A guide bearing of a rotating shaft usually comprises two internal and external rings tightening rolling units, the external ring being mounted on a fixed portion and the internal ring being mounted on a cylindrical contact surface of the shaft. The internal ring of the guide bearing can be locked axially at one end on an annular radial edge of the cylindrical contact surface of the shaft and at the other end by a screwed element on a threaded portion of this cylindrical contact surface.
In known embodiments, the element that provides by one end the tightening of the internal ring on the edge of the cylindrical contact surface, comprises means for sealing the enclosure containing the guide bearing and the oil in suspension. For this, this element comprises for example labyrinth seals interacting with tracks of abradable material borne by a wall of this enclosure.
When the shaft guided in such a bearing is a shaft of a high-pressure compressor of a turbojet, it is connected by a pair of bevel gears (IGB or Inlet GearBox) to a radial drive shaft of certain equipment comprising in particular a fuel pump. The guide bearing of the shaft of the compressor and the pair of bevel gears (IGB) form a modular unit which is provided assembled by its supplier before its assembly in the turbojet.

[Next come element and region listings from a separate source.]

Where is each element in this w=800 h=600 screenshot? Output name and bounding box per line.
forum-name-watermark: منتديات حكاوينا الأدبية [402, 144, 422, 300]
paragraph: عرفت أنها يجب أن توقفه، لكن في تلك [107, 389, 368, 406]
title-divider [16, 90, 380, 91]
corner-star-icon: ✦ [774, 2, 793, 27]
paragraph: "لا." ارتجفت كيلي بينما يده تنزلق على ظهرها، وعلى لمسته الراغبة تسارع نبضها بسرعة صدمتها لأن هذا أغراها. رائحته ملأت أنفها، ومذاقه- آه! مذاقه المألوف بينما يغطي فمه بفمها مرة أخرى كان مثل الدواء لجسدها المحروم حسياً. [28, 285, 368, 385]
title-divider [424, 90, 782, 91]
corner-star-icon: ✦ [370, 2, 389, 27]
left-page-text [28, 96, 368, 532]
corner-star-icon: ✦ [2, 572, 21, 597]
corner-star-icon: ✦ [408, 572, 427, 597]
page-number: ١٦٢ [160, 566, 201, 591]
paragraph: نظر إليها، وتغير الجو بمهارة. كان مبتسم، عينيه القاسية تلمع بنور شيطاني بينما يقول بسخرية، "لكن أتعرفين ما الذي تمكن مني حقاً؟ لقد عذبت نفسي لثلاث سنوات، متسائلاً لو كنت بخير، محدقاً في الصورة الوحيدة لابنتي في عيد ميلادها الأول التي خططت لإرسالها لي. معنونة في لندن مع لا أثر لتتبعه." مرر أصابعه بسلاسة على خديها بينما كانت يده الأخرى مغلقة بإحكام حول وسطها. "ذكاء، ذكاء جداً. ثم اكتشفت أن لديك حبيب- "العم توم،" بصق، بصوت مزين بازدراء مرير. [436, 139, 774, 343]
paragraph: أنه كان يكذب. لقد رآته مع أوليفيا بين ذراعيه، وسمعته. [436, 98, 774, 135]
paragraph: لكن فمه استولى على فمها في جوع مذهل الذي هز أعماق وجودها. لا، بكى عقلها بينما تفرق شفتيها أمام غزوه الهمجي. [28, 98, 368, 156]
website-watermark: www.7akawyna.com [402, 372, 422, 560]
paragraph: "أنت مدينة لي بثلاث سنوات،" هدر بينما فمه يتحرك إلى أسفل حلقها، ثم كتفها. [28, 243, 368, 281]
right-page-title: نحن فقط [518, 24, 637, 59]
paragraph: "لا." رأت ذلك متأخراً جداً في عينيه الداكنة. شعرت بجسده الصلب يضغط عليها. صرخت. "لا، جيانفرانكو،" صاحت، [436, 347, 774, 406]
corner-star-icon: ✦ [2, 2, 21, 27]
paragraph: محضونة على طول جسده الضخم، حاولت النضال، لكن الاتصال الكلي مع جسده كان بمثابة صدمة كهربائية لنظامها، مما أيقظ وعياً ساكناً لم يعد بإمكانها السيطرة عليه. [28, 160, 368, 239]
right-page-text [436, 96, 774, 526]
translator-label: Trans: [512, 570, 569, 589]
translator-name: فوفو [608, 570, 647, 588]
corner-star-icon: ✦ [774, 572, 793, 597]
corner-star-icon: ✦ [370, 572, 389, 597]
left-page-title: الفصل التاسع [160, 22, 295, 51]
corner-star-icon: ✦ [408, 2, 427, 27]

This module comprises an upstream wedge placed between the annular edge of the cylindrical contact surface of the shaft and the internal ring of the bearing, which must be in contact on this edge. This wedge is re-machined before the assembly of the module, in such a way as to correctly position the bevel gear of the shaft of the compressor in relation to the bevel gear of the radial shaft, in order to provide proper gear mesh of the pair of bevel gears.
This module must provide, without re-machining during the engine assembly, correct positioning of the rotor of the high-pressure compressor in relation to its stator.
For this purpose, the module provided assembled must comply with a precise tolerance, an axial dimension between the laying plane of the support of the pair of bevel gears (IGB) and a radial face of the screwed element which forms an axial abutment of the shaft of the high-pressure compressor. The tolerance on this axial dimension is much less than the sum of the tolerances of the corresponding parts (the support of the pair of bevel gears, the guide bearing of the shaft and the screwed element), in such a way that the supplier of the module must re-machine one of these parts in order to comply with the tolerance on the axial dimension of the unit.
It is in general the upstream end of the screwed element that is applied on the internal ring of the bearing, that is re-machined. Another possibility is to place a wedge between the internal ring of the bearing and the screwed element. This leads to the supplier of the module unscrewing and rescrewing this element in the module, which is a delicate operation due to the low threaded length of this element, of the low radial dimension of the threads and of the risk of damaging the wipers of the labyrinth seals of this element by the tools used.
Indeed, the use of a tool for screwing the element can damage the wipers of the labyrinth seals, leading to a decrease in the effectiveness of the sealing of the labyrinth seals, which causes a lubricating oil leak of the enclosure containing the guide bearing.
Furthermore, the low dimensions of the threadings of the cylindrical contact surface and of the screwed element result in a poor centering of the element on the cylindrical contact surface. As such, the clearance required between the labyrinth seals and the abradable tracks required to pressurise the enclosure containing the guide bearing, cannot be obtained, which results in a premature wear of the abradable tracks as well as in a poor sealing of the enclosure of the guide bearing.